「戦術・中島翔哉」とも言える存在感も…
彼がそういうプレーを具現化できたのも、周囲のサポートがあったから。3-4-2-1布陣の場合、前線のアタッカーが1枚減るため、どうしても攻めの枚数が足りない状況が起きがちだ。
その分、個の打開力がより一層求められるのだが、そこでカギになるのがウイングバックの気の利いた動き。左サイドに陣取った長友佑都は中島をフリーにさせることを第一に考え、4-5-1布陣で挑んできたトリニダード・トバゴの右サイドバックのマークを引き寄せる試みを繰り返す。それが奏功したことで、中島がフィニッシュに行ける回数が増えたのは確かだろう。
「翔哉に入った時にスイッチを入れるところだったり、無駄走りでもいいから走るところを意識した。それで翔哉が打開出来てシュートに持ち込めるんで、そういうシーンは何度か作れたんじゃないかなと。彼はクオリティ含めてトップクラスの実力があるんで、僕がタイミングよく走れたら使ってもらえるし、逆に自分をおとりに使いながら、マークをはがしてシュートまで持って行ける。そこは大きかった」と長友も手ごたえをつかんでいた。
こうして中島翔哉自体が1つの戦術になっていたと言えるほどの「違い」を示したわけだが、結果的にはノーゴール。チーム自体も不本意なスコアレスドローを余儀なくされた。
シュート数25対5、ボール支配率も60.7%対39.3%というデータの通り、相手を大きく上回ったにも関わらず、勝ち切れなかった。
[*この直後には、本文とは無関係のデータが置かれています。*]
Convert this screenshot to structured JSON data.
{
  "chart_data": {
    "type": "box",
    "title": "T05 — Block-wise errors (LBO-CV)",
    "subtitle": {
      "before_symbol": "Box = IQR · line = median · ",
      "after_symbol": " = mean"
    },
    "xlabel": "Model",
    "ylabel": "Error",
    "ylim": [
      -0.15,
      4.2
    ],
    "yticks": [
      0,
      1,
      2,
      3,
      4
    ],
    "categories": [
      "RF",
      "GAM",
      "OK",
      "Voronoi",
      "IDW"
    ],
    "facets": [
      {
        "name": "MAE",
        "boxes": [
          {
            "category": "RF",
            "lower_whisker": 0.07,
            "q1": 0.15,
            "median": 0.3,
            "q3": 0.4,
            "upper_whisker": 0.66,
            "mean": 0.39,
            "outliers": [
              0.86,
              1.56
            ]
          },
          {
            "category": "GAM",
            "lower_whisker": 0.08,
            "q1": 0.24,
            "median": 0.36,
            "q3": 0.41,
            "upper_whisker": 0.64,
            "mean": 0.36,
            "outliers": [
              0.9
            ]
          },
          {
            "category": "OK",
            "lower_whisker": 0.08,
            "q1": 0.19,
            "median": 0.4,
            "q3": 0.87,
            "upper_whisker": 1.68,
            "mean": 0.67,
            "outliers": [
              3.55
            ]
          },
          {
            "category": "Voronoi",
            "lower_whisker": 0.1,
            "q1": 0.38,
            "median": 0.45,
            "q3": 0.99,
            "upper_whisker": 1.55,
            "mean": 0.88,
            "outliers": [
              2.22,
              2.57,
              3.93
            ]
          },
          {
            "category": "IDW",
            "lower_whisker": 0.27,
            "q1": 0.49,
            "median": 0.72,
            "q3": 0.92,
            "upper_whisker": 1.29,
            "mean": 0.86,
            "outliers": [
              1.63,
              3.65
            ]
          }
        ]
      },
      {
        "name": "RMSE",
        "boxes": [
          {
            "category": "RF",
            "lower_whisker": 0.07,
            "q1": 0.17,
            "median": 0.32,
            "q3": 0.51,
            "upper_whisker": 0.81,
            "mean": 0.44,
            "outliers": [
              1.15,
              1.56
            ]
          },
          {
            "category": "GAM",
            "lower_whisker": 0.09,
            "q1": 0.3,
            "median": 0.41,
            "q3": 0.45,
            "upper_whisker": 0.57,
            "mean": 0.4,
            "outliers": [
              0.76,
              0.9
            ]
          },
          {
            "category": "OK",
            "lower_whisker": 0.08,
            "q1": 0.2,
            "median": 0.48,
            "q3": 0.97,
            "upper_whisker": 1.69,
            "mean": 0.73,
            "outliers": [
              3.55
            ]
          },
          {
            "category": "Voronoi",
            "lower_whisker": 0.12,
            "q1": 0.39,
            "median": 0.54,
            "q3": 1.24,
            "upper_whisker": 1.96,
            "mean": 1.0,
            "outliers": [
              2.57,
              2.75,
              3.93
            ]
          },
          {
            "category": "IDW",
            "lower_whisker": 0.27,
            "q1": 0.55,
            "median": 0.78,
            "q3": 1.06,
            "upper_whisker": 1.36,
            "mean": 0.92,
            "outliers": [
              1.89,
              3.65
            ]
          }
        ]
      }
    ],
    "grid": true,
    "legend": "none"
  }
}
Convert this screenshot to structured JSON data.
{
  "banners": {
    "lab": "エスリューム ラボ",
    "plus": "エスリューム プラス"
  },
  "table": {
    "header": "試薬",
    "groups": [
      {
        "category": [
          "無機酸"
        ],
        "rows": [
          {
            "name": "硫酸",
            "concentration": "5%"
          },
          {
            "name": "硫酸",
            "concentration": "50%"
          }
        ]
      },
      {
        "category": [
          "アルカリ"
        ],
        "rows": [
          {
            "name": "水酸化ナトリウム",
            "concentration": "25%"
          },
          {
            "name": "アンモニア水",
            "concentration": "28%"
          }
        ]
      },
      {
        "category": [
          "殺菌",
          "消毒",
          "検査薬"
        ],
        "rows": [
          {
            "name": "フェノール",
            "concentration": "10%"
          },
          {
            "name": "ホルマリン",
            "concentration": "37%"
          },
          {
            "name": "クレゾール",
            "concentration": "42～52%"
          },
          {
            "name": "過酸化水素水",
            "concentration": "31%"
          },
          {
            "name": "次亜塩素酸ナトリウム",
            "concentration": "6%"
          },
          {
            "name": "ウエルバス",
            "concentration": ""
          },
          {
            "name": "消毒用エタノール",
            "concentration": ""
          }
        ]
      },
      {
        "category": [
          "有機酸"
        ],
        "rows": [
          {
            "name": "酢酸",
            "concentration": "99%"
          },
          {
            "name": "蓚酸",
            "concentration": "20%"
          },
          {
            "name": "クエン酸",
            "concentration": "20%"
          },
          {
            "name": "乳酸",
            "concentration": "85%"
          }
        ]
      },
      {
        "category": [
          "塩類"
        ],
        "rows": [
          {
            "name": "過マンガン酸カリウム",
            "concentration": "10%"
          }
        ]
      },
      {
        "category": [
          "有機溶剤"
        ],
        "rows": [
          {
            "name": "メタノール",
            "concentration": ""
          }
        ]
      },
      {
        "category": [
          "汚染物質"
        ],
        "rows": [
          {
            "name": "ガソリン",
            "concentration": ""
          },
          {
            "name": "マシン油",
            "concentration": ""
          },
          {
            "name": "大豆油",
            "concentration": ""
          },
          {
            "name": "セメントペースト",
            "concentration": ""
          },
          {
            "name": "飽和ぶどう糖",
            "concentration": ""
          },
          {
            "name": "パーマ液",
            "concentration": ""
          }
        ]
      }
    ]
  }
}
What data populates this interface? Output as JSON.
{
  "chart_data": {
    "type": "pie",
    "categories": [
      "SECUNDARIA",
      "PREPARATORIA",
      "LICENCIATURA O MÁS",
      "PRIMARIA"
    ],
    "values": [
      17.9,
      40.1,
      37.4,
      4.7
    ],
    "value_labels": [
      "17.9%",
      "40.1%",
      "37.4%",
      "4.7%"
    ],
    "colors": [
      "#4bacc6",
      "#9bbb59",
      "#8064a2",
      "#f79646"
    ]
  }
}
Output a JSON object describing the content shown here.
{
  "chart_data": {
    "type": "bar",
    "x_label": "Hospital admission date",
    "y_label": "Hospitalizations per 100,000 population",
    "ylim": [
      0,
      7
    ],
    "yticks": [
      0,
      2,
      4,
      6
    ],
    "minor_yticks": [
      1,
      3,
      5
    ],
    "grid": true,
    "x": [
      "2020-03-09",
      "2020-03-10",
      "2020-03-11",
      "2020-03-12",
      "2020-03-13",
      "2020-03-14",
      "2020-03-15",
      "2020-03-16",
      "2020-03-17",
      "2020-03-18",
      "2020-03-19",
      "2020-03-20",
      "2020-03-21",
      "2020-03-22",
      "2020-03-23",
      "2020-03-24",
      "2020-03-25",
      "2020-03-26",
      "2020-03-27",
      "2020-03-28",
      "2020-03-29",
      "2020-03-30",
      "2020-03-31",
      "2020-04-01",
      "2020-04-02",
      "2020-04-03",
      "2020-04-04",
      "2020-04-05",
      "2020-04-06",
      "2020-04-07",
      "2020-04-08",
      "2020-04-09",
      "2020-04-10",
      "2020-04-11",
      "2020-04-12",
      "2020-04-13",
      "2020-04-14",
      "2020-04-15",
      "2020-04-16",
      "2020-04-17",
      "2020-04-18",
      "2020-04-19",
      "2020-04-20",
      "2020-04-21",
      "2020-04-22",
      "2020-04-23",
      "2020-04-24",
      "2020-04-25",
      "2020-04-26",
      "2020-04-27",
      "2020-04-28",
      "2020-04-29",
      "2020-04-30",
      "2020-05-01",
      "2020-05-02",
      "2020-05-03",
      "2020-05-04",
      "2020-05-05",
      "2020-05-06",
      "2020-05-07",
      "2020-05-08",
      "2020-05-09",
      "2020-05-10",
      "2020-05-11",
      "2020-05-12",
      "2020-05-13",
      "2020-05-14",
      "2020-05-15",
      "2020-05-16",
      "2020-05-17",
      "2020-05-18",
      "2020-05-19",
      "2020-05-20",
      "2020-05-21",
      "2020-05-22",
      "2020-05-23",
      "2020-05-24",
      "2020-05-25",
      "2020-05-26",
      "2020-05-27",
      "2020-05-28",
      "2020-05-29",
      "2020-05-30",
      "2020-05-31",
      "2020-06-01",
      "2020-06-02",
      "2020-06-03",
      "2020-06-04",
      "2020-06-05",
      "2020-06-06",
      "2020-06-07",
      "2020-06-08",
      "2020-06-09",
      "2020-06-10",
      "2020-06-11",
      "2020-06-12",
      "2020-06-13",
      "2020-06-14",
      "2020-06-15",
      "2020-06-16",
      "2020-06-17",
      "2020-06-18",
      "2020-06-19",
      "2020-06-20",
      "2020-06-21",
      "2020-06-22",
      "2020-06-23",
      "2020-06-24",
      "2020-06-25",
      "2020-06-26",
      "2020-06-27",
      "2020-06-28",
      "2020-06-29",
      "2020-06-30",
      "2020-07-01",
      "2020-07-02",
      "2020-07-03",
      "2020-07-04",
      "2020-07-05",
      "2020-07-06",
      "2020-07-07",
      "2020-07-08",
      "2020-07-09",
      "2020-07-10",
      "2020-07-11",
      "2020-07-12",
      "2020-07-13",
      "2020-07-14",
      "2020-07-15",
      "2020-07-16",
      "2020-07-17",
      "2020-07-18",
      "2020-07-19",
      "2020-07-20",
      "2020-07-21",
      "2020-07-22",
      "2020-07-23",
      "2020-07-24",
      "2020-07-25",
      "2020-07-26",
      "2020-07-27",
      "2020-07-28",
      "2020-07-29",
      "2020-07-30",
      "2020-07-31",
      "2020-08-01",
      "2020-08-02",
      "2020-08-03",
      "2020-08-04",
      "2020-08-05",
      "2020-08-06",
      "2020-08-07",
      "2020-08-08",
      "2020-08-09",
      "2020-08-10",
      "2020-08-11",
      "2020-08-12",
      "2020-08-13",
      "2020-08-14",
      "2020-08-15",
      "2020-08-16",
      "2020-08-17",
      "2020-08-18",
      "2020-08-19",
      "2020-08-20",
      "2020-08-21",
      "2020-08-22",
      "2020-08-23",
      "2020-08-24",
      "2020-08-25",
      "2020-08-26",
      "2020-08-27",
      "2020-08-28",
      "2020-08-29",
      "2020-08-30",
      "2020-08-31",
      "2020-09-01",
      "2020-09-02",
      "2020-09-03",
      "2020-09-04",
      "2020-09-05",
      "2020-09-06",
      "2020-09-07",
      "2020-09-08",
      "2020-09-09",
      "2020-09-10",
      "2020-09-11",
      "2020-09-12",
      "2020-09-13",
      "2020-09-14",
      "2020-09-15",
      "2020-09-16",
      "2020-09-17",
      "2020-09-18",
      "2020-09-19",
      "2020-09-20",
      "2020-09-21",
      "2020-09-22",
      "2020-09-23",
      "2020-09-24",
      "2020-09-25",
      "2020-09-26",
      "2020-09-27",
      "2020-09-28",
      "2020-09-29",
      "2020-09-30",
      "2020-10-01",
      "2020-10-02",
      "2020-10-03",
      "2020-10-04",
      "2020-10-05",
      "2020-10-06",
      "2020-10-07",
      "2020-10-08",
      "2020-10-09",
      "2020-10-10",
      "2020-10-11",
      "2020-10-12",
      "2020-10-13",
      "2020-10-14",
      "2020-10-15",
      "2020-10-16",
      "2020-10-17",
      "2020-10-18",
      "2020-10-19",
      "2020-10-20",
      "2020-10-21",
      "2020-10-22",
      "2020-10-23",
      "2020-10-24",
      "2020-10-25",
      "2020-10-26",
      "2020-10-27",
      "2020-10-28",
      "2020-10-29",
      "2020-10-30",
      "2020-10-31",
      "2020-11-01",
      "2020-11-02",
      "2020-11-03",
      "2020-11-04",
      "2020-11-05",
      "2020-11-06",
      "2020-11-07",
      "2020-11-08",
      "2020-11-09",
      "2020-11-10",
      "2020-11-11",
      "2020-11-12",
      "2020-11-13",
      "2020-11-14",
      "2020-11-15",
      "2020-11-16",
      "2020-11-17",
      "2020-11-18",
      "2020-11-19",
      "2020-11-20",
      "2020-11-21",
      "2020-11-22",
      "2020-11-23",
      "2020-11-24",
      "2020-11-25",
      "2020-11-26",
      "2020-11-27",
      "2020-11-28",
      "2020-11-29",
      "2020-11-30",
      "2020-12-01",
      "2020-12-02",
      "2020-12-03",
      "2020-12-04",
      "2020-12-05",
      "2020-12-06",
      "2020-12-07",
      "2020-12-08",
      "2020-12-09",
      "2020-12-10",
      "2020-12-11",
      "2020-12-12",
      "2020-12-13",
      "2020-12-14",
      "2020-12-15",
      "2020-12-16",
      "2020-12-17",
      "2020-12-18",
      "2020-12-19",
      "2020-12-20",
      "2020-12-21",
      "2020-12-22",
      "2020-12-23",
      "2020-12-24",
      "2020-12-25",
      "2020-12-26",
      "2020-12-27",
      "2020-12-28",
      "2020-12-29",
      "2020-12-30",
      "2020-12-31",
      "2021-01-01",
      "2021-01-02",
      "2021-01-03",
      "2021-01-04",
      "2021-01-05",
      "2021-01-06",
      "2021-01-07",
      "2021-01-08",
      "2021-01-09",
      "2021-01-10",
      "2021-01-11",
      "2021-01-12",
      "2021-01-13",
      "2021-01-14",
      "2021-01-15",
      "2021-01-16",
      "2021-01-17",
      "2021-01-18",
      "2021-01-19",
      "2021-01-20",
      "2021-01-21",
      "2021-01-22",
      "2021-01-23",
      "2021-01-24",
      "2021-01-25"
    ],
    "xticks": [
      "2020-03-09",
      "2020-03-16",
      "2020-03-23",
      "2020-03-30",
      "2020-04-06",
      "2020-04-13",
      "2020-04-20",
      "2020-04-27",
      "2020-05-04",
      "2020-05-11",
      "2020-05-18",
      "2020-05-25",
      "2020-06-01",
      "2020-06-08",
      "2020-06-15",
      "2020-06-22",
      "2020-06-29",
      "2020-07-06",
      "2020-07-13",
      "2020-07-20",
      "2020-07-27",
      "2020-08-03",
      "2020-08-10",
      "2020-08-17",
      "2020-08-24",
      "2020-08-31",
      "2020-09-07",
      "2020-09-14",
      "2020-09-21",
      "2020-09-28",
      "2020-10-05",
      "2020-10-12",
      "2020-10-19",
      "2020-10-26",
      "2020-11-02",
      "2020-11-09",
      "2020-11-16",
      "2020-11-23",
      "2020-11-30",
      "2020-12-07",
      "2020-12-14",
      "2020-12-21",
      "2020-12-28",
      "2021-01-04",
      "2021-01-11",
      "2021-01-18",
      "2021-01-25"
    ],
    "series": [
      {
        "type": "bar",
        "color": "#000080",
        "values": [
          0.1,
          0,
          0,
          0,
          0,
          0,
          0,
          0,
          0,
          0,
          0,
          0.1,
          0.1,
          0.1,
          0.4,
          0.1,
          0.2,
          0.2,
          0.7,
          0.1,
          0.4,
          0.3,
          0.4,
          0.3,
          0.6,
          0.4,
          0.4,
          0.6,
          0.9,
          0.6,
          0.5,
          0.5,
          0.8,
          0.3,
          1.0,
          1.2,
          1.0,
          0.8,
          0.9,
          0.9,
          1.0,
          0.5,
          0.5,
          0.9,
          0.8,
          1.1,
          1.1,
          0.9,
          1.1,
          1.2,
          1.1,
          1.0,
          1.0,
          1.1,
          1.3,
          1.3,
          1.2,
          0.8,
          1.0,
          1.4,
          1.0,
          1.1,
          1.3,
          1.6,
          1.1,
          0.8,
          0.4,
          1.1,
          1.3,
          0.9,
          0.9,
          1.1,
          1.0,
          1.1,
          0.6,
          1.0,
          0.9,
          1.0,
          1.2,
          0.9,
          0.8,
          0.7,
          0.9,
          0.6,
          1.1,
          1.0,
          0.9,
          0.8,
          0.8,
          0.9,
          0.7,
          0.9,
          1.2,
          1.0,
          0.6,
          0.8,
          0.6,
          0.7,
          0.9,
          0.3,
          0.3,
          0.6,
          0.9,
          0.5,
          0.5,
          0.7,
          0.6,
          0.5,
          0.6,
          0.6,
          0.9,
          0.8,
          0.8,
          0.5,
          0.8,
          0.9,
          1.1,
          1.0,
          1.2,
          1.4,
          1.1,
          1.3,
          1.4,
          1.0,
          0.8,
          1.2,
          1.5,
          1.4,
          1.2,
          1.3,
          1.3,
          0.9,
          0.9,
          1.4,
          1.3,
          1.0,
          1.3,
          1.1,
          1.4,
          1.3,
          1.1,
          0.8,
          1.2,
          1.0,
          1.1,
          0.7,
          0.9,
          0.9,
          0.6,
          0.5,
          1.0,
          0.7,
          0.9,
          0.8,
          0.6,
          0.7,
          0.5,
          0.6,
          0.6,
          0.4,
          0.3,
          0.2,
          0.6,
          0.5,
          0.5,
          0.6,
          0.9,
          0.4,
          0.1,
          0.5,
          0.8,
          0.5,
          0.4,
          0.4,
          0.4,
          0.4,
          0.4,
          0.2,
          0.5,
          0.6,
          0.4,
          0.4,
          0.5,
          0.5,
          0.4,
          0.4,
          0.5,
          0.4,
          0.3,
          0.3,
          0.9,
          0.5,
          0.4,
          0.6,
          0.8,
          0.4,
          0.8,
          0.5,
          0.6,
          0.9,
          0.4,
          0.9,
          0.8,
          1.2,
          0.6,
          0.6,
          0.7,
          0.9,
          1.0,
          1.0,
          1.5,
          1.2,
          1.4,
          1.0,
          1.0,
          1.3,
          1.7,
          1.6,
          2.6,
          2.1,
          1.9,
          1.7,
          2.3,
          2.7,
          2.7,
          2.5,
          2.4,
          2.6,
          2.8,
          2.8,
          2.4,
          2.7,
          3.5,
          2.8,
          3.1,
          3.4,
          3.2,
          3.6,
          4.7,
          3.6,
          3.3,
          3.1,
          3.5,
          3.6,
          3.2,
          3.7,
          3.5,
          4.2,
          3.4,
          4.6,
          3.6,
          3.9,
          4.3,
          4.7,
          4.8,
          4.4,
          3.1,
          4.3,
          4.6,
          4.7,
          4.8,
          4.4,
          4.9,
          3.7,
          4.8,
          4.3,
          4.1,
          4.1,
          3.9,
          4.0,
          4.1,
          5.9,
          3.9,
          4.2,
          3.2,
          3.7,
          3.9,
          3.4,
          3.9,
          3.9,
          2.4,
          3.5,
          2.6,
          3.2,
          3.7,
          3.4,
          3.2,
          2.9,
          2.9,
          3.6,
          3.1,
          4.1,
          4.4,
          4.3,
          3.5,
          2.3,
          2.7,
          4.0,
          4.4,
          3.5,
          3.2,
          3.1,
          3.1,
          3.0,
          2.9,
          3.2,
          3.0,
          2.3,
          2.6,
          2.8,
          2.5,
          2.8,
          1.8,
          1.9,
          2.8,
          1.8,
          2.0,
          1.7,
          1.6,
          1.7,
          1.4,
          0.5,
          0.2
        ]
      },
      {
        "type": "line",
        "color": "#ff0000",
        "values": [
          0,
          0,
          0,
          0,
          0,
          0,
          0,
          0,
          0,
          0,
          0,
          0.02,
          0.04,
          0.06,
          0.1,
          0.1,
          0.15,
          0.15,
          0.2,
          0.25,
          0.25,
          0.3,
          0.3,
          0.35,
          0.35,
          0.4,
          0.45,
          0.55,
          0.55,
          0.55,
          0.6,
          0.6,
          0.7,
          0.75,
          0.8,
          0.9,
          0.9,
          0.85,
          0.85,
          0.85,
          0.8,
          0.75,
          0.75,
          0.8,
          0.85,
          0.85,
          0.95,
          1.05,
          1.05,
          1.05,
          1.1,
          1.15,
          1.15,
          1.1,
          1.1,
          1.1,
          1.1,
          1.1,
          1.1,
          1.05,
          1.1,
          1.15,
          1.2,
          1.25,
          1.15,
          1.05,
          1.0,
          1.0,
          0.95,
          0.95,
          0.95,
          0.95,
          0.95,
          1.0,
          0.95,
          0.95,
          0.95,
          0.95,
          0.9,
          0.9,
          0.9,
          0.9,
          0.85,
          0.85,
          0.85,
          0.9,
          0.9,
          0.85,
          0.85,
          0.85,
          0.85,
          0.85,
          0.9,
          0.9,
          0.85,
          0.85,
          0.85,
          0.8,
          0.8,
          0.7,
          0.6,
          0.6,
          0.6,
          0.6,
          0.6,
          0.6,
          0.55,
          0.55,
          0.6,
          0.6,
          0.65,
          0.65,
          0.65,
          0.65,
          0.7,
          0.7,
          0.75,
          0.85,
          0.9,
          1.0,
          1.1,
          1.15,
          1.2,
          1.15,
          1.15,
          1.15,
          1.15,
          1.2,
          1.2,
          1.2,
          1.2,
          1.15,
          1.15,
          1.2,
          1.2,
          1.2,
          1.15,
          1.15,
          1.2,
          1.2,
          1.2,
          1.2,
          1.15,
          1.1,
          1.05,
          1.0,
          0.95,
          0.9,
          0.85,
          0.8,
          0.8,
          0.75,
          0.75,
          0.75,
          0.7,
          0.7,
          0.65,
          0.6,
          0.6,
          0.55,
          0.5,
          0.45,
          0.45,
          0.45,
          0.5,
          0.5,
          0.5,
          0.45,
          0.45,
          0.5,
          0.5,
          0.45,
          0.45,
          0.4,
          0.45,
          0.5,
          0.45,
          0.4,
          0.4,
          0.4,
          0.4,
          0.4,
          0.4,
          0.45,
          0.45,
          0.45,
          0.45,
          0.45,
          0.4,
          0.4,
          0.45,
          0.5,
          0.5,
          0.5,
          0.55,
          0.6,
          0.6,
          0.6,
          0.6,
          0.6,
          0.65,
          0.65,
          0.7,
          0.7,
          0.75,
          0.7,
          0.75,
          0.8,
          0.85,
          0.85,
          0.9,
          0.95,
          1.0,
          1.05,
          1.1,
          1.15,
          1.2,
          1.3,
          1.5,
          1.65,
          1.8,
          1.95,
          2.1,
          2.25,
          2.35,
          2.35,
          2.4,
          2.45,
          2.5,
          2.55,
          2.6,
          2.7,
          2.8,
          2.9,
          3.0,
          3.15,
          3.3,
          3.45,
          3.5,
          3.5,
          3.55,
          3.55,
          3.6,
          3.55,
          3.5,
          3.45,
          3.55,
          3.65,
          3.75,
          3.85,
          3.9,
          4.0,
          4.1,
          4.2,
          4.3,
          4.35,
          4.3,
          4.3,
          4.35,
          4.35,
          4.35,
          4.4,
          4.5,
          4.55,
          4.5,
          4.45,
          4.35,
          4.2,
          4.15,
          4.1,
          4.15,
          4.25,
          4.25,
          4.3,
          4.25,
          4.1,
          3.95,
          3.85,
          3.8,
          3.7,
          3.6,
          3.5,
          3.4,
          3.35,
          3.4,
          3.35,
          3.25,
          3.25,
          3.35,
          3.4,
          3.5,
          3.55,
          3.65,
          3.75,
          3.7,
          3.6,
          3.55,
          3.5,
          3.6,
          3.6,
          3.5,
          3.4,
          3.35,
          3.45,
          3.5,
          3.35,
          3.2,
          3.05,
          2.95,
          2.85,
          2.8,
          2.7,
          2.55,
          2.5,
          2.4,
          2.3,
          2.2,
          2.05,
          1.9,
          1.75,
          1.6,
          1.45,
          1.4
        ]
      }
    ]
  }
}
その一戦は、シュート数23対3本で0-0に終わった2015年6月のロシアワールドカップアジア2次予選・シンガポール戦を彷彿させるものがあった。
アジアの格下は自陣に引いて守って強固な守備ブロックを形成してくるケースが多く、9月から始まる2022年カタールワールドカップ予選でも似たような状況が出てくるだろう。